Dr. George Garrison, professor of Pan African Studies at Kent State University, told an audience Dr. Martin Luther King Jr. was a reformer in 1963.


Prof says King’s focus was evolving after ‘I Have a Dream’ speech

By Ed Runyan

runyan@vindy.com

CHAMPION

Dr. George Garrison, professor of Pan African Studies at Kent State University, told an audience at the university’s Trumbull campus that the Rev. Dr. Martin Luther King Jr. of 1968 was different from the man who delivered one of the nation’s great speeches nearly 50 years ago.

“Most of us know the Dr. King of the ‘I Have a Dream speech,’” he said Monday at the campus’s Black History Month program. “But Dr. King lived another five years after that. While his ideas and what he said are consistent throughout his lifetime, they did not remain static. They evolved and changed as the history of that period changed.

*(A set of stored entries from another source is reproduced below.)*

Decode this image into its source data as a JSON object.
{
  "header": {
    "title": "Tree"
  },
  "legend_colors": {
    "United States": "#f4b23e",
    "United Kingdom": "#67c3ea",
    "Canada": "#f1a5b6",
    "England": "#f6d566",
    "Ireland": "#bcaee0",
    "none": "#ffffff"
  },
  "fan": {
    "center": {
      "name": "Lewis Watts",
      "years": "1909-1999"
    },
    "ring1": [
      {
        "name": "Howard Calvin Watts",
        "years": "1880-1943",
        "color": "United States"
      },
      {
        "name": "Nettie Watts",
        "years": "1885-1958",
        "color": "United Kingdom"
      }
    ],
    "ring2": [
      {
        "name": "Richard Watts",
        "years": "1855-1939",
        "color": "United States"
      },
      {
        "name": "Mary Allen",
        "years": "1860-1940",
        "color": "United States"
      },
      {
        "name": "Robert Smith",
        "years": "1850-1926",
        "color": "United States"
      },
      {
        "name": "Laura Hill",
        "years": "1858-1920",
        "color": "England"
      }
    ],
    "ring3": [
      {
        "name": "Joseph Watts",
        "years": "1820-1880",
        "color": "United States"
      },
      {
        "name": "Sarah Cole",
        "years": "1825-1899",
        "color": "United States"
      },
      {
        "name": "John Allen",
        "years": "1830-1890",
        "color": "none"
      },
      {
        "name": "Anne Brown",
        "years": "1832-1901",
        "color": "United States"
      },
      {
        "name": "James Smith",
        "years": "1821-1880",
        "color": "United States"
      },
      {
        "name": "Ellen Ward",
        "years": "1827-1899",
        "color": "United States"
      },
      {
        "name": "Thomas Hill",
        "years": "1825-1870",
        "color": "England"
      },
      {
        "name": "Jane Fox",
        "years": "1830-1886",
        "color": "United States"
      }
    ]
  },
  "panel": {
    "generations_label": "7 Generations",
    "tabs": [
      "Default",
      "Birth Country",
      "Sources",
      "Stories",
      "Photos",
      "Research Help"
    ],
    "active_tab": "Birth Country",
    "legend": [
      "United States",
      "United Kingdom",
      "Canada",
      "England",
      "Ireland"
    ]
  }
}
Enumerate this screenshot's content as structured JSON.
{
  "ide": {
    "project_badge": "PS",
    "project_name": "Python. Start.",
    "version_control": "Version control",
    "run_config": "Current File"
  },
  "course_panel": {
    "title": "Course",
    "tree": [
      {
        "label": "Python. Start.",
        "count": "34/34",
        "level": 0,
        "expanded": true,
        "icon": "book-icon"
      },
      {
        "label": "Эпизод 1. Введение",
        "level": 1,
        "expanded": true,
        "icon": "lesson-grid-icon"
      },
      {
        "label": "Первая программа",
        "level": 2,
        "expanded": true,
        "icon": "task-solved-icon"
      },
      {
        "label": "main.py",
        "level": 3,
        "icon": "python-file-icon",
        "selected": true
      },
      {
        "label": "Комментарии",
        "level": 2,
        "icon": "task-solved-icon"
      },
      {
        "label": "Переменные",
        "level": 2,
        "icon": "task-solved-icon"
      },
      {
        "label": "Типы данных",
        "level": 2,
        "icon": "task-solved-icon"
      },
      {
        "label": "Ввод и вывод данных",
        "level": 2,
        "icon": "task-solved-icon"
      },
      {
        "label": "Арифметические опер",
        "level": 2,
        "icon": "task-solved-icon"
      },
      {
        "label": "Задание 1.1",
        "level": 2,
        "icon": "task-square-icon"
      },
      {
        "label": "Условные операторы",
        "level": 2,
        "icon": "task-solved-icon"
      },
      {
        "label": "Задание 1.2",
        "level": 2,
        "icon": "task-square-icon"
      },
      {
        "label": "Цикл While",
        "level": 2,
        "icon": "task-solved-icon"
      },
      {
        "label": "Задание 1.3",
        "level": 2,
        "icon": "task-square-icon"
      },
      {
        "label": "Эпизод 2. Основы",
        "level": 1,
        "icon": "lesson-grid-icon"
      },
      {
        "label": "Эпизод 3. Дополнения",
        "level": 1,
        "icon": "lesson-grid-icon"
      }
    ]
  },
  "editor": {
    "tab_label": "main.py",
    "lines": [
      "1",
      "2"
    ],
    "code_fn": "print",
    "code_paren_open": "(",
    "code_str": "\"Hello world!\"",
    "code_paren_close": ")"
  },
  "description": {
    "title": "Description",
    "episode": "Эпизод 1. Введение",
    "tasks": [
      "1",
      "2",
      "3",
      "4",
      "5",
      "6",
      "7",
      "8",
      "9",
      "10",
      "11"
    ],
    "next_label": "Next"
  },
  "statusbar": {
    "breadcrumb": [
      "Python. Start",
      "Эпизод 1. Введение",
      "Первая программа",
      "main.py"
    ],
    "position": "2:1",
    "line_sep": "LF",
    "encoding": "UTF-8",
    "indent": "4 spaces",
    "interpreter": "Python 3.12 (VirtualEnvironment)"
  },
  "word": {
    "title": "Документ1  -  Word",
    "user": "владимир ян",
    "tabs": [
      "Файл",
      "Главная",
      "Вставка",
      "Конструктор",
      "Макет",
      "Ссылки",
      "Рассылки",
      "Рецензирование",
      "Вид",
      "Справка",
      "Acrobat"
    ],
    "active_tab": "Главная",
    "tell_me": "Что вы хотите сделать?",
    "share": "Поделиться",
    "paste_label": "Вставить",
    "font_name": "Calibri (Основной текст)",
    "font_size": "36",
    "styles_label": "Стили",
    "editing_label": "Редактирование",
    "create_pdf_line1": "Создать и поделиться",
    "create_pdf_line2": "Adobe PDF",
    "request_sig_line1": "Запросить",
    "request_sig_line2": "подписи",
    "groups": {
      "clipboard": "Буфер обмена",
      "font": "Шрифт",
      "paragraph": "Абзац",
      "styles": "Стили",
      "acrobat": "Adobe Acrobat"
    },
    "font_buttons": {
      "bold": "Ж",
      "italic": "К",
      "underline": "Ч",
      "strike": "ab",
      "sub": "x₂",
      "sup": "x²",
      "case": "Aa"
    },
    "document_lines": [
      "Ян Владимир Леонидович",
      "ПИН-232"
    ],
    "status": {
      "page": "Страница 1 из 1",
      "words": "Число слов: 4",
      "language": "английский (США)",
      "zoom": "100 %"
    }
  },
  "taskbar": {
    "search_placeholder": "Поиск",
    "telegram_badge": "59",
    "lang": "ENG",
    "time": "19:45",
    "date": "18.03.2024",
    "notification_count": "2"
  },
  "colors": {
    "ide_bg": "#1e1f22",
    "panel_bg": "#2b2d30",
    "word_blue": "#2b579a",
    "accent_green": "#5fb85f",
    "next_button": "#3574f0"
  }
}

“While initially his concerns were more domestically focused on issues of African-Americans in the United States of America and the conditions they dealt with here, in his later years his concern expanded beyond the United States of America as he began to analyze the foreign policy of this nation and the condition of other peoples throughout the world.”

In the early years, he was a reformer, and the “I Have a Dream” speech was an example of this, Garrison said.

But between August 1963 and his death in 1968, the country changed considerably with the rise of Malcolm X and the Black Panther Party and other revolutionary organizations.

King began to focus more on U.S. poverty and violence in our nation and abroad.

“King is going to transition from his position as a reformer in 1963 to a revolutionary in 1967 and 1968. This is the Martin Luther King Jr. that has slipped through the cracks,” he said.

Garrison said the roots of King’s philosophy are in the experiences of the first African-Americans, whose struggle for abolition of slavery was strengthened by the Bible, which contains stories of others facing similar challenges.

“Dr. King felt the weight of this tradition and understood the dual role of the black minister as both secular and spiritual leader,” he said.

“Dr. King thought it was a moral, social and spiritual obligation to be concerned about others and to live together in peace and harmony,” he said.

King influenced President Lyndon B. Johnson to “attempt to establish the ‘Great Society,’ a nation free of poverty with all citizens enjoying the benefits of wealth with equal opportunity to all,” Garrison said.

When King, Bobby Kennedy and others died, “the dream these individuals had died with them, unfortunately. The great society of President Johnson was vilified by the next administration of President Richard Nixon. He began the process of dismantling Johnson’s great society,” which included on-the-job and vocational training, Garrison said.

When King was killed, he was organizing the “poor people’s campaign,” answering an invitation by sanitation workers in Memphis, Tenn., who were striking for better wages.

“He thought it was contradictory for people to call themselves Christians and hoard the wealth,” Garrison said. In King’s view, “It would be inconceivable that people would oppose President Obama’s health-care initiative to extend health care to 30 million to 40 million people without health care,” he added.